Rodríguez Carballo verurteilt die Mafia und fordert, eine politische Instrumentalisierung der Krise in Ceuta zu vermeiden

Der Erzbischof von Mérida-Badajoz, Mons. José Rodríguez Carballo, hat eine Botschaft anlässlich der Migrationskrise in Ceuta veröffentlicht, in der er das Handeln der Menschenhändlermafias verurteilt, vor jeder politischen Instrumentalisierung der Tragödie warnt und an die Lehre von Leo XIV. zu den Migrationen erinnert. Das von der Erzdiözese Mérida-Badajoz verbreitete Kommuniqué wird von einem vollständigen Artikel des emeritierten Erzbischofs von Tanger, Mons. Santiago Agrelo, begleitet.

„Es wäre eine schwere Sünde, die Armen zu manipulieren und auszunutzen“

In seiner Botschaft stellt Rodríguez Carballo fest, dass „wir angesichts des Dramas, das sich in diesen Tagen durch die in Ceuta geschaffene Situation in Trauer verwandelt hat, nicht wegsehen können“, und betont, dass die Ereignisse „alle herausfordern“, beginnend bei den politischen Verantwortlichen.

Der Erzbischof warnt davor, „aus einer sehr ernsten humanitären Lage politischen Nutzen ziehen zu wollen“, und fügt hinzu, dass „es eine schwere Sünde wäre, die Armen zu manipulieren und auszunutzen“.

Zugleich erinnert er daran, dass die Verantwortung für diese Krise „geteilt ist, sowohl von den Herkunfts- als auch von den Transit- und Zielländern“, und verurteilt „offen die Mafias, die mit Menschen und insbesondere mit den Ärmsten spielen“.

Erinnerung an die Lehre von Leo XIV.

Rodríguez Carballo erklärt, er wolle „an die Gedanken der Kirche und insbesondere an die des Papstes Leo zur Einwanderung erinnern“.

In diesem Zusammenhang erinnert er daran, dass „die Würde der menschlichen Person maximal geachtet werden muss“, eine Würde, die, so der Papst, „keine Grenzen kennt“.

Gleichzeitig betont er, dass diejenigen, die legal nach Spanien kommen, „sich verpflichten müssen, unsere Sprache zu lernen, unsere Gesetze zu respektieren und sich an der Gesellschaft, die sie aufnimmt, zu beteiligen, damit die Migration eine echte gegenseitige Bereicherung darstellt“.

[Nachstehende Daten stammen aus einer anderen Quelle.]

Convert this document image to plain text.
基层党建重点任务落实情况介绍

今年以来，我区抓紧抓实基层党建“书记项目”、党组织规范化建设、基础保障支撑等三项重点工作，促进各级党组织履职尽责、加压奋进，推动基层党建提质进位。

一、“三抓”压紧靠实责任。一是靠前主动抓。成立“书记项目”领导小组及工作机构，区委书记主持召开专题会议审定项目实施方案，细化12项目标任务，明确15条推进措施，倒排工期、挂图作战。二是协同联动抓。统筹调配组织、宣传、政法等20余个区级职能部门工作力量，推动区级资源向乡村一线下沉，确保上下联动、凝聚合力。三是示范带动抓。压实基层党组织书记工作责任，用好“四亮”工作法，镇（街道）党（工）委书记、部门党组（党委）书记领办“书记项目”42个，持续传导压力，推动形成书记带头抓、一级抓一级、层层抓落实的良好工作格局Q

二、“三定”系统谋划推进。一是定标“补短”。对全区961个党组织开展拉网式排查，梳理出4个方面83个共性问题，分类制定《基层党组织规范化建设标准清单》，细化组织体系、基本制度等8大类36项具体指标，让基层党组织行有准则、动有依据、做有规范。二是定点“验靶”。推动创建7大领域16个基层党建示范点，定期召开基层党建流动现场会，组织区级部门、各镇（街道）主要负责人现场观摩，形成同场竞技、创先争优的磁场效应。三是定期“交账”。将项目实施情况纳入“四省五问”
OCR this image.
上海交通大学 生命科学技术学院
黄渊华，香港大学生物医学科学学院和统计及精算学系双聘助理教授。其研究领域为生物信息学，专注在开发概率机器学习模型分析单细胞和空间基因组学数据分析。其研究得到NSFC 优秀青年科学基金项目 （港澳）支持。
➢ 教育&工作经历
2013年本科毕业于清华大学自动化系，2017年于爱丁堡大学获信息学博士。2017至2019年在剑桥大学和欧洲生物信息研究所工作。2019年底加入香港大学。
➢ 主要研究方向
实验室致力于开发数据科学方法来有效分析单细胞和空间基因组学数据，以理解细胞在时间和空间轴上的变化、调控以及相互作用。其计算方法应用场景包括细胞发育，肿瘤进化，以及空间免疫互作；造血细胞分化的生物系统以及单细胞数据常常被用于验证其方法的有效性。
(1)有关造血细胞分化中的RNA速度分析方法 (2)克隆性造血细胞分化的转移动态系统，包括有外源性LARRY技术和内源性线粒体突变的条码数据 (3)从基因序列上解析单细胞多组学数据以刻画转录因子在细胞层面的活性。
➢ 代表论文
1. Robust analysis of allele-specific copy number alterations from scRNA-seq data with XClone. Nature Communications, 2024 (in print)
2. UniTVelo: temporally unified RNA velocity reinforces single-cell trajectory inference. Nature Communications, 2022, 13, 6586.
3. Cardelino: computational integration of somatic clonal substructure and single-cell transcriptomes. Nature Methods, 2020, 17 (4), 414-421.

Der Erzbischof zitiert auch Worte von Leo XIV.: „Die Kirche kann sich weder diesen Gewässern noch irgendeinem Ort entziehen, an dem Hunger, Durst, Gewalt, Angst oder Exil die menschliche Würde weiterhin verletzen.“

Ausgehend von dieser Überlegung kommt er zu dem Schluss, dass die Antwort auf die Einwanderung „nicht einfach darin besteht, Grenzen zu öffnen oder zu schließen, sondern Rechte, Pflichten und das Gemeinwohl in Einklang zu bringen, stets mit einem menschlichen und brüderlichen Antlitz“.

Die Erzdiözese verbreitet einen Artikel von Mons. Santiago Agrelo

Zusammen mit der Botschaft von Rodríguez Carballo hat die Erzdiözese Mérida-Badajoz einen vollständigen Artikel des emeritierten Erzbischofs von Tanger, Mons. Santiago Agrelo, mit dem Titel Es ist Zeit zu lieben… veröffentlicht.

Darin vertritt Agrelo die Auffassung, dass das Geschehen in Ceuta „wenig oder gar nichts mit dem Drama der illegalen Einwanderung zu tun hat“ und die Ereignisse eher auf „eine durch politische Interessen ausgelöste Bewegung“ und „eine interessierte Auseinandersetzung zwischen Mächtigen“ zurückzuführen seien.

Der emeritierte Erzbischof betont jedoch, dass die Zehntausenden von Menschen, die in die Krise verwickelt sind, vom Christen „als Ziel der Barmherzigkeit“ betrachtet werden müssen, und erinnert daran, dass das Evangelium dazu einlädt, mit Mitgefühl auf das Leid der Menschen zu reagieren.

Seine Reflexion endet mit einem Aufruf, die christliche Nächstenliebe auch inmitten der Krise zu leben: „Für den Gläubigen ist es immer Zeit, das Leben zu geben, es zu verlieren, es zu verschenken… es ist immer Zeit zu lieben“.